ColossalAI/colossalai/auto_parallel/checkpoint/operation.py

import math
from abc import ABC
from typing import Any, Iterable, List

from torch.utils._pytree import tree_map


class Chain:

    def __init__(self,
                 ftime: List[float],
                 btime: List[float],
                 x: List[int],
                 xbar: List[int],
                 ftmp: List[int],
                 btmp: List[int],
                 check_consistency: bool = True):
        """The chain is a basic linearized structure for solving the dynamic programming problem for activation checkpoint.
        See paper https://hal.inria.fr/hal-02352969 for details.

        Args:
            ftime (List[float]): The forward time of each node.
            btime (List[float]): The backward time of each node.
            x (List[int]): The forward memory of each node (if save_output). Same as `a` in the paper.
            xbar (List[int]): The forward memory of each node (if save_all). Same as `a_bar` in the paper.
            ftmp (List[int]): The temporary forward memory of each node.
            btmp (List[int]): The temporary backward memory of each node, can be used to control memory budget.
            check_consistency (bool, optional): Check the lengths consistency for the `Chain`. Defaults to True.
        """
        self.ftime = ftime
        self.btime = btime
        self.x = x
        self.xbar = xbar
        self.ftmp = ftmp
        self.btmp = btmp
        if check_consistency and not self.check_lengths():
            raise AttributeError("In Chain, input lists do not have consistent lengths")

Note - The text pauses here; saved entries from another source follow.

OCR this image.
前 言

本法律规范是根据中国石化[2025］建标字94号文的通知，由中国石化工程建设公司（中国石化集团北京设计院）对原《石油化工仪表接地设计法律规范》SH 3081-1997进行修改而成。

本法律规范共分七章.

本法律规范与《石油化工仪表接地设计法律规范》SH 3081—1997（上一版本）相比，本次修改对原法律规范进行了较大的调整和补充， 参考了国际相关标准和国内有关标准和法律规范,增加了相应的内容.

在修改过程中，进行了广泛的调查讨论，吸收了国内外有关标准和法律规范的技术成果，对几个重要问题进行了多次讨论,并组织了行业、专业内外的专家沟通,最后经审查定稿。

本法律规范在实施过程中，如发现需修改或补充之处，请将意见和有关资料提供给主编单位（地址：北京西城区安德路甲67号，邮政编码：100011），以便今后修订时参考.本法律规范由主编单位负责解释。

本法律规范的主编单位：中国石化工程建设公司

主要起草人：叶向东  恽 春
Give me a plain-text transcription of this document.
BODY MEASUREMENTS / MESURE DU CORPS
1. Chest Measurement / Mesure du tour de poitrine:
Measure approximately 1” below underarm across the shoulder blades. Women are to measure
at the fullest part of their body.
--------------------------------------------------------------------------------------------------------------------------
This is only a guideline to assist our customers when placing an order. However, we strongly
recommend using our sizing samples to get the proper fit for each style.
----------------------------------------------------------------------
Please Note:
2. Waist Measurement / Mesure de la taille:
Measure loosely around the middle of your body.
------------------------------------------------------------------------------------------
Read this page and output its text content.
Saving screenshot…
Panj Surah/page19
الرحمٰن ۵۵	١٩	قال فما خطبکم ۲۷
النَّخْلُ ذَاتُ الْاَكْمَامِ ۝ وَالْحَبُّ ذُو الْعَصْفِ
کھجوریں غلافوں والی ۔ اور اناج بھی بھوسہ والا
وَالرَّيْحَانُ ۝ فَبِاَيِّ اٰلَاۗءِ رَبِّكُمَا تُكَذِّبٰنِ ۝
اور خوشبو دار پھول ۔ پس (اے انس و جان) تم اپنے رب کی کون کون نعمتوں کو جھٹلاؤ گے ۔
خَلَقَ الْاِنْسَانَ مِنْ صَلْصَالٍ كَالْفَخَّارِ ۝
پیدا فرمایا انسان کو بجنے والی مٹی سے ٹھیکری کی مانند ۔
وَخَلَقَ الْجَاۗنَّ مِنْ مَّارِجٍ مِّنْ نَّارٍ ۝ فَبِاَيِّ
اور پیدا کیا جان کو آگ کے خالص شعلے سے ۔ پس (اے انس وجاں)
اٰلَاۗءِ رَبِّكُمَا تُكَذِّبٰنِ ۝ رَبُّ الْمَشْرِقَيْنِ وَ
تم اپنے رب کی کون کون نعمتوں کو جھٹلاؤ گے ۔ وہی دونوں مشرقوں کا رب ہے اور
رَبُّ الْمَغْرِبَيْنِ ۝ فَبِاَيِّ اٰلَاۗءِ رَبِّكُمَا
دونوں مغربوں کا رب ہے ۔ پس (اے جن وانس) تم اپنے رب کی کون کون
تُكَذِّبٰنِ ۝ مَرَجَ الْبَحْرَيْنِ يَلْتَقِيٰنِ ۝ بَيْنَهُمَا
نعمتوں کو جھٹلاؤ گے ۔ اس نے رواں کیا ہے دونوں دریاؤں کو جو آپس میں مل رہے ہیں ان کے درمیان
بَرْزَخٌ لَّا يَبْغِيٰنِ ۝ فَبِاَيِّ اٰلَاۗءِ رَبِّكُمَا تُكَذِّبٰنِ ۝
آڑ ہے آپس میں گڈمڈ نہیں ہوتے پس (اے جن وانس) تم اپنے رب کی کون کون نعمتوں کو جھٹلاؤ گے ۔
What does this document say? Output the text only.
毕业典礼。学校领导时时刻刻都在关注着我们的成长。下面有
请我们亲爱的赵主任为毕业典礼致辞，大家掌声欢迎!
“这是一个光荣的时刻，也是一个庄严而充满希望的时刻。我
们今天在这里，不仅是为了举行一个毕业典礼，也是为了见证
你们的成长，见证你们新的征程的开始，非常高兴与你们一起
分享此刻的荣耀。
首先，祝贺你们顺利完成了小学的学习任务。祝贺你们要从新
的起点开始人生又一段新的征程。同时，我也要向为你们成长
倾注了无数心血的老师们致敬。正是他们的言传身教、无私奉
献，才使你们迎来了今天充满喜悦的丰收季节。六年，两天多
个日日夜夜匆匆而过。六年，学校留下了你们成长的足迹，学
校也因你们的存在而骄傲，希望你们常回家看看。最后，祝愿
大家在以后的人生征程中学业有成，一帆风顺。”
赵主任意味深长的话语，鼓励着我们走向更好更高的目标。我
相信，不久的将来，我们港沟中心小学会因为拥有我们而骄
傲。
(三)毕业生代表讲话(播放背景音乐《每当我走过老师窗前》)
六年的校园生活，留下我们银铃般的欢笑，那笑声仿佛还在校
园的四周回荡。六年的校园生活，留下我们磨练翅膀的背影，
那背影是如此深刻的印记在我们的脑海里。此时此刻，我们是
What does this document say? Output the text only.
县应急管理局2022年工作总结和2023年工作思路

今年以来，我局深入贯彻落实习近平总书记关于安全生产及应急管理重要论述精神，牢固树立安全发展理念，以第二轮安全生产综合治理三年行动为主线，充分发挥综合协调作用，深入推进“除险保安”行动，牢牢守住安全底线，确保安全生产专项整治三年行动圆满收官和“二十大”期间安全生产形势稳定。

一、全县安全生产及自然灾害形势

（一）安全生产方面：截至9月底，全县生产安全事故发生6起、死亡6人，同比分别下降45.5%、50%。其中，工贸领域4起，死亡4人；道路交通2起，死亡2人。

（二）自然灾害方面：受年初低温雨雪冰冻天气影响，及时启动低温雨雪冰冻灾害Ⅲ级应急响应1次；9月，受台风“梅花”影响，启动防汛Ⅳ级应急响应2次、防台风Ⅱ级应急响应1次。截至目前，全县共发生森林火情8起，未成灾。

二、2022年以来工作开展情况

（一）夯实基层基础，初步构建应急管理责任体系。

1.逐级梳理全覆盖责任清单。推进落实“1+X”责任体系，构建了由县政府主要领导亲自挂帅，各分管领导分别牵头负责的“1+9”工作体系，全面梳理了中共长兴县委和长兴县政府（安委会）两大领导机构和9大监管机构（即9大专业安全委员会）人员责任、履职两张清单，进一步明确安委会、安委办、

    def check_lengths(self):
        return ((len(self.ftime) == len(self)) and (len(self.btime) == len(self) + 1) and (len(self.x) == len(self) + 1)
                and (len(self.ftmp) == len(self)) and (len(self.btmp) == len(self) + 1)
                and (len(self.xbar) == len(self) + 1))

    def __repr__(self):
        chain_list = []
        for i in range(len(self)):
            chain_list.append((self.ftime[i], self.btime[i], self.x[i], self.xbar[i], self.ftmp[i], self.btmp[i]))
        i = len(self)
        chain_list.append((None, self.btime[i], self.x[i], self.xbar[i], None, self.btmp[i]))
        return chain_list.__repr__()

    def __len__(self):
        return len(self.ftime)

    def discretize_all(self, unit: int):
        """Discretize the chain into a list of chains according to unit size."""
        discretizer = lambda val: math.ceil(val / unit)
        self.x = tree_map(discretizer, self.x)
        self.xbar = tree_map(discretizer, self.xbar)
        self.ftmp = tree_map(discretizer, self.ftmp)
        self.btmp = tree_map(discretizer, self.btmp)


class Operation(ABC):
    name = "Op"

    def __repr__(self) -> str:
        return f"{self.name}_{self.index}"

    def shift(self, value):
        if type(self.index) is tuple:
            self.index = tuple(x + value for x in self.index)
        else:
            self.index += value


class Forward(Operation):
    name = "F"

    def __init__(self, index):
        self.index = index

    def cost(self, chain: Chain):
        if chain is not None:
            return chain.ftime[self.index]
        else:
            return 1


class ForwardEnable(Forward):
    name = "Fe"


class ForwardNograd(Forward):
    name = "Fn"


class ForwardCheck(Forward):
    name = "CF"


class Forwards(Operation):

    def __init__(self, start, end):
        self.index = (start, end)

    def __repr__(self):
        return "F_{i}->{j}".format(i=self.index[0], j=self.index[1])

    def cost(self, chain: Chain):
        if chain is not None:
            return sum(chain.ftime[self.index[0]:self.index[1] + 1])
        else:
            return (self.index[1] - self.index[0] + 1)


def isForward(op):
    return type(op) is Forward or type(op) is Forwards


class Backward(Operation):
    name = "B"

    def __init__(self, index):
        self.index = index

    def cost(self, chain: Chain):
        if chain is not None:
            return chain.btime[self.index]
        else:
            return 1


class Loss(Operation):

    def __init__(self):
        pass

    def __repr__(self):
        return "L"

    def cost(self, chain):
        return 0


class MemoryAccess(Operation):
    name = "MA"

    def __init__(self, index):
        self.index = index

    def cost(self, chain: Chain):
        return 0


class WriteMemory(MemoryAccess):
    name = "WM"


class ReadMemory(MemoryAccess):
    name = "RM"


class DiscardMemory(MemoryAccess):
    name = "DM"


class Sequence(list):

    def __init__(self):
        super().__init__()

    def __repr__(self):
        return repr(self.list_operations())

    def list_operations(self):
        op_list = []
        for x in self:
            if isinstance(x, Operation):
                op_list.append(x)
            else:
                assert isinstance(x, Sequence)
                op_list += x.list_operations()
        return op_list